Ideias fundamentais 22 de fevereiro de 2023, 14:11 22/02/2023

A incrível história da neurociência

Autores

Jovens revisores

Ilustração de um homem de pé no deserto com um cérebro na frente dele

Resumo

Embora os estudos sobre o cérebro remontem ao antigo Egito, durante séculos a humanidade não tinha certeza de qual era a parte do corpo associada à vida mental. Com o desenvolvimento da ciência moderna foi possível estabelecer os fundamentos da neurociência, permitindo que os estudiosos começassem a encontrar respostas básicas sobre o funcionamento desse órgão fascinante.

Tudo o que você sabe está em seu cérebro. Quanto às coisas que você não conhece, é possível perguntar à internet. No entanto, como é fácil imaginar, no passado não havia computadores nem internet. Pense nas pessoas que viveram há 3.500 anos, em lugares onde, em lugar dos edifícios modernos que vemos por aí, pirâmides se projetavam para o céu. A falta de explicações sobre como as coisas funcionavam levou os antigos a fazer descobertas e saciar sua curiosidade. 

Mas não pense que eles eram ignorantes: na verdade, ainda nos perguntamos como os egípcios conseguiram construir pirâmides usando sua própria tecnologia, bastante primitiva. Eles registraram o que sabiam em livros (chamados rolos de papiro) para que as futuras gerações se beneficiassem de seus conhecimentos adquiridos (Figura 1). 

Figura 1. Humor dos antigos egípcios [1]. 

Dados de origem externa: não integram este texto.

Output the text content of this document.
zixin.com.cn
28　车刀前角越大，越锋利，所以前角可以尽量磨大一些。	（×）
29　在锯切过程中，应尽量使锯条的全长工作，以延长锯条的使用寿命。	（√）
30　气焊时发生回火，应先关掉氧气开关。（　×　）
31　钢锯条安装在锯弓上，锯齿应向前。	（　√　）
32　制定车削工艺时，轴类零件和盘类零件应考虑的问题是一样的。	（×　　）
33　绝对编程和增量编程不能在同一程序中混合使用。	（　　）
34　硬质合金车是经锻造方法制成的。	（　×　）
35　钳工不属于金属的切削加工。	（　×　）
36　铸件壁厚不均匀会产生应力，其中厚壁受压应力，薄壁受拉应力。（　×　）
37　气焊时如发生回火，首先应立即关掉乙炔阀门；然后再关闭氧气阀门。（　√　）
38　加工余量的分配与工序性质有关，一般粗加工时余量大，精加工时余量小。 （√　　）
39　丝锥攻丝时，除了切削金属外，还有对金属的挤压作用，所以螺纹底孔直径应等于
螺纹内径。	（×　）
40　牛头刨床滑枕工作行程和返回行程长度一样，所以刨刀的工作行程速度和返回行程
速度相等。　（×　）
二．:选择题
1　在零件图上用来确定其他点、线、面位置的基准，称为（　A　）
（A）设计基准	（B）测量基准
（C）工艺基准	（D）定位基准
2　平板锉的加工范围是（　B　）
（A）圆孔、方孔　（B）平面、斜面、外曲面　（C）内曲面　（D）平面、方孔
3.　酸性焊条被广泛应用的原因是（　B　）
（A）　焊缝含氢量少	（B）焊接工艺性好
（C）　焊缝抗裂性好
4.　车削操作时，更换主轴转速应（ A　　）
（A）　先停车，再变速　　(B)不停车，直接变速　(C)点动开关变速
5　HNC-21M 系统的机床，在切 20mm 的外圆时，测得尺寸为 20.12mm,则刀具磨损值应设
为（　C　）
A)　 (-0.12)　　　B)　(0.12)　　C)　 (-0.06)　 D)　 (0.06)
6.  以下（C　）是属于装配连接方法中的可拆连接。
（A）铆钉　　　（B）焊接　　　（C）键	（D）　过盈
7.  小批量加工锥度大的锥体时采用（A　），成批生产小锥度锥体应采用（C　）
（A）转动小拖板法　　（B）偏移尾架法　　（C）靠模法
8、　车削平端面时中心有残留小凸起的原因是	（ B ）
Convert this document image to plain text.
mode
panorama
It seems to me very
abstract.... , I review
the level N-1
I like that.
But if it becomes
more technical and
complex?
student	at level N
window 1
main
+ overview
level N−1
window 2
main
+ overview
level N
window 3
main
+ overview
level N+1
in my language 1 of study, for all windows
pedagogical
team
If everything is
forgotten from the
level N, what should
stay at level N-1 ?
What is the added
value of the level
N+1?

Viver com mais segurança e saúde era uma prioridade para os antigos: quando machucavam a cabeça em batalha, costumavam curar suas feridas usando os remédios que haviam descoberto por conta própria. Alguns desses remédios foram registrados em um papiro agora conhecido como Edwin Smyth Papyrus [2]. Curiosamente, esta é a evidência mais antiga da palavra “cérebro” que temos na Terra e remonta a 3.500 anos (veja Figura 2). Use os hieróglifos para escrever a palavra CÉREBRO no espaço em branco! 

Figura 2. No alto, a palavra “cérebro” é escrita em hieróglifos. Embaixo, há um espaço em branco onde você pode tentar escrever a palavra CÉREBRO como os antigos egípcios faziam (disponível na internet!). 

No entanto, escrever a palavra “cérebro” em um papiro não solucionou todas as curiosidades e dúvidas que cercavam esse órgão. Há cerca de 2.500 anos, por exemplo, os antigos gregos se perguntavam se a mente e a alma estão no cérebro ou no coração. De acordo com os egípcios, o coração era o órgão mais importante do corpo, o único a ser mantido nos defuntos durante o processo de mumificação, enquanto o cérebro era usualmente removido pelo nariz.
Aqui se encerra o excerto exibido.